Вот я лежал у нее на руках и заснул…
А наутро, хлопче, прокинулся, гляжу: солнце светит, Оксана одна в хате одетая спит. Вспомнил я вчерашнее и думаю: это мне такое приснилось.
А оно не приснилось, ой, не приснилось, а было на-правду. Выбежал я из хаты, побежал в лес, а в лесу пташки щебечут, и роса на листьях блестит. Вот добежал до кустов, а там и пан, и доезжачий лежат себе рядом. Пан спокойный и бледный, а доезжачий седой, как голубь, и строгий, как раз будто живой. А на груди и у пана, и у доезжачего кровь.
— Ну, а что же случилось с другими? — спросил я, видя, что дед опустил голову и замолк.
— Эге! Вот же все так и сделалось, как сказал казак Опанас. И сам он долго в лесу жил, ходил с хлопцами по большим дорогам да по панским усадьбам. Такая казаку судьба на роду была написана: отцы гайдамачили, и ему то же на долю выпало. Не раз он, хлопче, приходил к нам в эту самую хату, а чаще всего, когда Романа не бывало дома. Придет, бывало, посидит и песню споет, и на бандуре сыграет. А когда и с другими товарищами заходил, — всегда его Оксана и Роман принимали. Эх, правду тебе, хлопче, сказать, таки и не без греха тут было дело. Вот придут скоро из лесу Максим и Захар, посмотри ты на них обоих: я ничего им не говорю, а только кто знал Романа и Опанаса, тому сразу видно, который на которого похож, хотя они уже тем людям не сыны, а внуки… Вот же какие дела, хлопче, бывали на моей памяти в этом лесу…
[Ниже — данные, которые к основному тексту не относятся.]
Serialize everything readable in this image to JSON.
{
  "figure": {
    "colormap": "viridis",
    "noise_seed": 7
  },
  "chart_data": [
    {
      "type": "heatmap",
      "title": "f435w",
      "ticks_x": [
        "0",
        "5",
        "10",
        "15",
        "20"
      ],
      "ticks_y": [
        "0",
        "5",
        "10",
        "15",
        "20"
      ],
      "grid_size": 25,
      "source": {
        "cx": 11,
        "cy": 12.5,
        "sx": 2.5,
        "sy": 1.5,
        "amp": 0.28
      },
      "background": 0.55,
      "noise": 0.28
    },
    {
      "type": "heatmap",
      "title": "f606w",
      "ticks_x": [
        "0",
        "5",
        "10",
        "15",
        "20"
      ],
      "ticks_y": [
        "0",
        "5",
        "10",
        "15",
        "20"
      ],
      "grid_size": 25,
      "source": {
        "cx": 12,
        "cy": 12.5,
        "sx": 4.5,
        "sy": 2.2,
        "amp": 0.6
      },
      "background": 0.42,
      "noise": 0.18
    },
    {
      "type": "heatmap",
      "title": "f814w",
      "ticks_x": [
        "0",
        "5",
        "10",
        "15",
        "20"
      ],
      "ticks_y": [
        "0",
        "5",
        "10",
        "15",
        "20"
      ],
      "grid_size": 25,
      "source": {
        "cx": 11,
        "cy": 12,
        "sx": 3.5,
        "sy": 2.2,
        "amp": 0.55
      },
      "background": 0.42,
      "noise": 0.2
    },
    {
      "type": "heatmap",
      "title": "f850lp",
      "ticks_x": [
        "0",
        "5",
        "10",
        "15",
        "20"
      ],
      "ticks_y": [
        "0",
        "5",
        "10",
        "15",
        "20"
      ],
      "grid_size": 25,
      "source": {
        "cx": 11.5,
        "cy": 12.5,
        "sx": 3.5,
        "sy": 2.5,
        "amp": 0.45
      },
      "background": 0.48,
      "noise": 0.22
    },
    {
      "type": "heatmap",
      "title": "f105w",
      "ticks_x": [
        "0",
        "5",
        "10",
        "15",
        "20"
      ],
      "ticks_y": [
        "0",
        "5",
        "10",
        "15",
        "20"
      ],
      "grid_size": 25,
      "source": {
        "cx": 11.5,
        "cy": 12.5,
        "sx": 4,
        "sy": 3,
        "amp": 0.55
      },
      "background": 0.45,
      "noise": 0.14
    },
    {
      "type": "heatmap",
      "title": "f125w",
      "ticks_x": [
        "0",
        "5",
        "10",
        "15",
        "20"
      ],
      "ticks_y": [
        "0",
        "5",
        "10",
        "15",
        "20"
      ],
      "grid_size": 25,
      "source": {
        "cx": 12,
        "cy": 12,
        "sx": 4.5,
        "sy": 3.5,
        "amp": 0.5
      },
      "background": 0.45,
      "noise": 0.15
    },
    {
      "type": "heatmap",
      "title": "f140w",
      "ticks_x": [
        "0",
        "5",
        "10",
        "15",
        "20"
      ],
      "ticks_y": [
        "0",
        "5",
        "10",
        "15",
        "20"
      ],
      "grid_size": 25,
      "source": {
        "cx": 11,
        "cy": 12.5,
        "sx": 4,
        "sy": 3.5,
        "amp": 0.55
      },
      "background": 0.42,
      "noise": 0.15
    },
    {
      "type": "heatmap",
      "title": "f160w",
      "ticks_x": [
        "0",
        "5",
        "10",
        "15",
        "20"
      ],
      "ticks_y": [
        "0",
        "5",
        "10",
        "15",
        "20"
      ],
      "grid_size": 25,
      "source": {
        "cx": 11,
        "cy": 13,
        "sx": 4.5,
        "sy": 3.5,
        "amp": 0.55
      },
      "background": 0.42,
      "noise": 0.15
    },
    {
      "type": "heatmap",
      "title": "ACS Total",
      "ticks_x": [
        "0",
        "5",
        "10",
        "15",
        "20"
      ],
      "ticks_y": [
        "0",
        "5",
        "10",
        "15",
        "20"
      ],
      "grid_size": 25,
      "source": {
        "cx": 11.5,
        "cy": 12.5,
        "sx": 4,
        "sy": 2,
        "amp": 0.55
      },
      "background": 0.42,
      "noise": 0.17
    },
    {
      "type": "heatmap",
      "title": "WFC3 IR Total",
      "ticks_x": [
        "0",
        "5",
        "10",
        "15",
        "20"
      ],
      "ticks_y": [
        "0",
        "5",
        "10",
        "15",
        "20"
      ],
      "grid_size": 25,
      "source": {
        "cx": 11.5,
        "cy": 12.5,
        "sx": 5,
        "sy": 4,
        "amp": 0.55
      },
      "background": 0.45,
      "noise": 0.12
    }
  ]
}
А шумит же лес крепко, — будет буря!
Последние слова рассказа старик говорил как-то устало. Очевидно, его возбуждение прошло и теперь сказывалось утомлением: язык его заплетался, голова тряслась, глаза слезились.
Вечер спустился уже на землю, в лесу потемнело, бор волновался вокруг сторожки, как расходившееся море; темные вершины колыхались, как гребни волн в грозную непогоду.
Веселый лай собак возвестил приход хозяев. Оба лесника торопливо подошли к избушке, а вслед за ними запыхавшаяся Мотря пригнала затерявшуюся было корову. Наше общество было в сборе.